The data derived from the Census determines how billions of tax dollars are distributed to states, cities, and local organizations and individuals. Michigan also uses the data to distribute sales tax revenue to communities. More importantly, the population numbers determine the number of representatives our state has in Congress and is used to set congressional and state legislative districts.
Why participate? The Census impacts every person, every day.
Locally, Census numbers direct dollars toward roads, schools, healthcare, and many other areas.
Businesses use local demographic information to make the best decisions for their companies. The data help determine location, market size, and other demographic information to put them in the best spot to succeed. Developers use the data to determine housing and economic development needs. Employers use Census data to look at the local talent base.
Census figures even impact grants that fund everything from critical research to special initiatives serving the most vulnerable populations.
We take for granted the many services available in our community for residents, from the moment we rise in the morning to the moment we go to bed. Throughout our life, we benefit from Census data dollars. If you are interested in learning more about Census dollars, visit George Washington University’s Institute for Public Policy site that has an abundance of information.
Because it is used in so many ways, a complete Census count is important. As of Aug 3, the national participation rate was 63 percent. Michigan’s self-response rate was 68.8 percent, and Allegan and Ottawa county’s rates are 70.5 and 77.2 percent, respectively.
And the City of Holland’s participation rate was 74.6 percent – a higher level than the national and state counts; Holland is competitive! We understand the reality of what these dollars mean for our community.
In that competitive spirit, I challenge Holland city residents to have a 100 percent participation rate. Now more than ever, we need to be counted!
Census workers will start knocking on doors of those who have not responded in mid-August through Sept. 30. Remember, the Census will never ask for a Social Security number, bank or credit card numbers, or anything related to politics, and it will never collect money. While statistical data is shared, such as the number of people in a town, each individual’s response is confidential for 72 years.
Today, we have the luxury of speed, efficiency, and a more sustainable practice in doing the Census.
This year all residents in the United States and U.S. territories can submit their Census online or by phone. I encourage on-line participation, which creates less waste and reduces the impact on forests, energy use, climate change emissions, and air and other pollution.
To avoid knocks on your doors, save taxpayer dollars, and promote sustainable practices, complete the Census on-line at https://2020census.gov/en/ways-to-respond.html.

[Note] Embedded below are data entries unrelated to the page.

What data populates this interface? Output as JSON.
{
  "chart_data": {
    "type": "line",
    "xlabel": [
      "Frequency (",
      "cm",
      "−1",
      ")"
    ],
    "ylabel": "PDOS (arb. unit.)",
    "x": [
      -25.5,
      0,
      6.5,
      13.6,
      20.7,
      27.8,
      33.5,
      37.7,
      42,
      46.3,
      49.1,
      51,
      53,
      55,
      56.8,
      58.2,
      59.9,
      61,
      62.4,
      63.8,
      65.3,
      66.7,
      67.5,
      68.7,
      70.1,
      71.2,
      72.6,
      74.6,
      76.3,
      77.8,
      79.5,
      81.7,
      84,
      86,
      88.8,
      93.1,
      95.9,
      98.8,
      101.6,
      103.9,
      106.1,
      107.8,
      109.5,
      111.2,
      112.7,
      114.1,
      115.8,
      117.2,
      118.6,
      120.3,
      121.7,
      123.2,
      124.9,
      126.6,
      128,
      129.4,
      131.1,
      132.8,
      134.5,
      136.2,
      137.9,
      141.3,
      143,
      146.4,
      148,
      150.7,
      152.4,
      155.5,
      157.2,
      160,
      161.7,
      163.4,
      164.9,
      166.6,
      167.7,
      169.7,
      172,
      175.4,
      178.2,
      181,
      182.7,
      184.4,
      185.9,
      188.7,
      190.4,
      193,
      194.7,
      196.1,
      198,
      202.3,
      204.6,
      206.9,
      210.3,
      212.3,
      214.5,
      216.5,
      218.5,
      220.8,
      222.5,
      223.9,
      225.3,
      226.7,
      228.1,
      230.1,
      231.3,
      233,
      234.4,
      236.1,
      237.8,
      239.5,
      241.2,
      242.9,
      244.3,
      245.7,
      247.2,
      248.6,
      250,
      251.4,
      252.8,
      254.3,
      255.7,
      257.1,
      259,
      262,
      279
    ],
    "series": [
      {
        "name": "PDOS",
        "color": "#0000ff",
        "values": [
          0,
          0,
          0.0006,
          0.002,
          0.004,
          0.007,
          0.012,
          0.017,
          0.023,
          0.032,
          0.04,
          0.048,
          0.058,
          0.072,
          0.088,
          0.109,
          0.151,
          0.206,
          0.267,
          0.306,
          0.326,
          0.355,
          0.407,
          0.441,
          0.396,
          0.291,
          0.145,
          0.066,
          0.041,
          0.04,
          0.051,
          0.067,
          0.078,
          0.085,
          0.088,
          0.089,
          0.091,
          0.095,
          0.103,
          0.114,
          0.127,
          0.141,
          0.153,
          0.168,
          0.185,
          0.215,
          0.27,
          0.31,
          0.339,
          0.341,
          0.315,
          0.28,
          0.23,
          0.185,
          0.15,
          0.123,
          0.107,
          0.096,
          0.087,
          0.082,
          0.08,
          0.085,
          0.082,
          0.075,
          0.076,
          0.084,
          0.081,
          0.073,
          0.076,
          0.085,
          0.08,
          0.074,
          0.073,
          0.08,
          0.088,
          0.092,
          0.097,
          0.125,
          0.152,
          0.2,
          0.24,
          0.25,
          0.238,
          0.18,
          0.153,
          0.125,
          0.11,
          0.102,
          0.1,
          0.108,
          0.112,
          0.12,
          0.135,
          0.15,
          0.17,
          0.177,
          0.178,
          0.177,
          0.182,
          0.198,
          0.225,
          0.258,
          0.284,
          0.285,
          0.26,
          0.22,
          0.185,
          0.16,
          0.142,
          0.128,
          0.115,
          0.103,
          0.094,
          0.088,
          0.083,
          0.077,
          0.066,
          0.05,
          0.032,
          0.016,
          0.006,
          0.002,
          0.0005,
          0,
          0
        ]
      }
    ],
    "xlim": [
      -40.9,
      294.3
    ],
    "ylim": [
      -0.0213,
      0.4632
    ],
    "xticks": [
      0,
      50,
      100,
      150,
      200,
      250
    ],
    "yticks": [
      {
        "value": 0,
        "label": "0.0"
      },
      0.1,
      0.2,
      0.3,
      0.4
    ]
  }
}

Esther Fifelski is human relations director for the City of Holland with responsibilities including the city Human Relations Commission, International Relations Commission, and youth services.
ABOUT THIS SERIES
Living Sustainably is a collection of community voices sharing updates about local sustainability initiatives. It is presented by the Holland-Hope College Sustainability Institute, a joint project of Hope College, the City of Holland and Holland Board of Public Works. Go to www.hope.edu/sustainability-institute for more information.
This Week’s Sustainability Framework Theme
Community & Neighborhood: The places we live and the individuals we interact with support the development of our personalities and perspectives on life. Encouraging vital and effective communities is essential.